What is the purpose of my project?
Despite the successful results obtained with CAR T cell therapy, still some limitations exist. The complicated generation process of CAR T cells which includes delivery of the CAR gene to the T cells often via lentiviral vectors, can affect the functionality of the cells and decrease the clinical efficacy of CAR T cell therapy. The aim of my project is to have a close look at the CAR T cells after production and perform molecular analysis to get an insight about the alterations of the cells during lentiviral vector mediated gene transfer on their efficacy and functionality.
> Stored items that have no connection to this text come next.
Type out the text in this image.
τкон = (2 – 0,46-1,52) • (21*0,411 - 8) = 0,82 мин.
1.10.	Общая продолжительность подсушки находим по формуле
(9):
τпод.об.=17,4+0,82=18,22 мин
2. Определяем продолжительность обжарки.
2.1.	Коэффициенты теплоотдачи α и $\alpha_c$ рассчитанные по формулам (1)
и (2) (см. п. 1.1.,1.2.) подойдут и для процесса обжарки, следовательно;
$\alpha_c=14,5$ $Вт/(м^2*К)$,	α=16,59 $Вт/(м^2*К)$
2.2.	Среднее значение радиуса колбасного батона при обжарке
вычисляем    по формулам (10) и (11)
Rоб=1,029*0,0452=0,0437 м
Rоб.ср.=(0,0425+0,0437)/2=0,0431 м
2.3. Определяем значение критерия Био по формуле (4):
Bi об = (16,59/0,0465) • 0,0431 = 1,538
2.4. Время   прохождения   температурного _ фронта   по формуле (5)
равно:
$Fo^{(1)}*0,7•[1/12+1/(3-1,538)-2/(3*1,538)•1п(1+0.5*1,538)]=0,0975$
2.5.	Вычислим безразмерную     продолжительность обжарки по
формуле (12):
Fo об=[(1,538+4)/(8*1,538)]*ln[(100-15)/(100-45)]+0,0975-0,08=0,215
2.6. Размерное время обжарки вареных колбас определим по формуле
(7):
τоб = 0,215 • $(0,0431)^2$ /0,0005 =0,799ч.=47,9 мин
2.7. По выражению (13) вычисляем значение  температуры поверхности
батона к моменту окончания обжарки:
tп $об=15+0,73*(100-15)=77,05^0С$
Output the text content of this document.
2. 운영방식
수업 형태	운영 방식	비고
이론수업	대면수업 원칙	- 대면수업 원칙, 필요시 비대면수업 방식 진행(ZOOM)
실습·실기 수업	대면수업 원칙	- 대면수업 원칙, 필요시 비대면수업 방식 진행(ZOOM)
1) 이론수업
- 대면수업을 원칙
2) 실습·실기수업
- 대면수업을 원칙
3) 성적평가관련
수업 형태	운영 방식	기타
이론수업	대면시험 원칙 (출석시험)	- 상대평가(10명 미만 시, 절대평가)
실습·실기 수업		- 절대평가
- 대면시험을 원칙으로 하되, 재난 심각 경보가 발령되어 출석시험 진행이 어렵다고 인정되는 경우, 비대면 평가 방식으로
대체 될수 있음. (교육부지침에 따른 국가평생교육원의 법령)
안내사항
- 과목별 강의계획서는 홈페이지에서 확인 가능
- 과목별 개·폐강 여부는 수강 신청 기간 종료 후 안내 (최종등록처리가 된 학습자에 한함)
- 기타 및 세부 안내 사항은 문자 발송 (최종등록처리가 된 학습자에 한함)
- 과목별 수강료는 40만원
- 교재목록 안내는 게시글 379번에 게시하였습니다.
I will try to dissect the CAR T cell characteristics with single-cell profiling. In particular, single-cell transcriptome analysis will be performed along with barcoded antibodies, enabling a comprehensive immunophenotypic and transcriptomic analysis of the cells. This is important to follow the fate of vector particles sticking to cells, and, because often the RNA levels versus protein levels are not correlative.
During this project, conventional or receptor-targeted lentiviral vectors will be used to transduce T cells. Different transduction and manufacturing conditions of CAR T cells will be applied and the overall effect on the functionality and exhaustion of the cells will be measured. Based on the data obtained in this project, I hope we would be able to find solutions for the optimization of the CAR T cell manufacturing process and ultimately improve the functionality of CAR T cells. After almost 8 months working in the lab and living in my cosy apartment in a nice and green neighborhood of Frankfurt, I can say that so far, Germany has been a place for me to learn and experience many new things, and STACCATO not only supports me in pursuing my Ph.D. career, but also provides me an opportunity to meet great people in the field and be part of an international collective that will broaden my horizons. Along with other research groups in STACCATO and in direct collaboration with other brilliant ESRs, I hope that we will answer some fundamental questions in the field.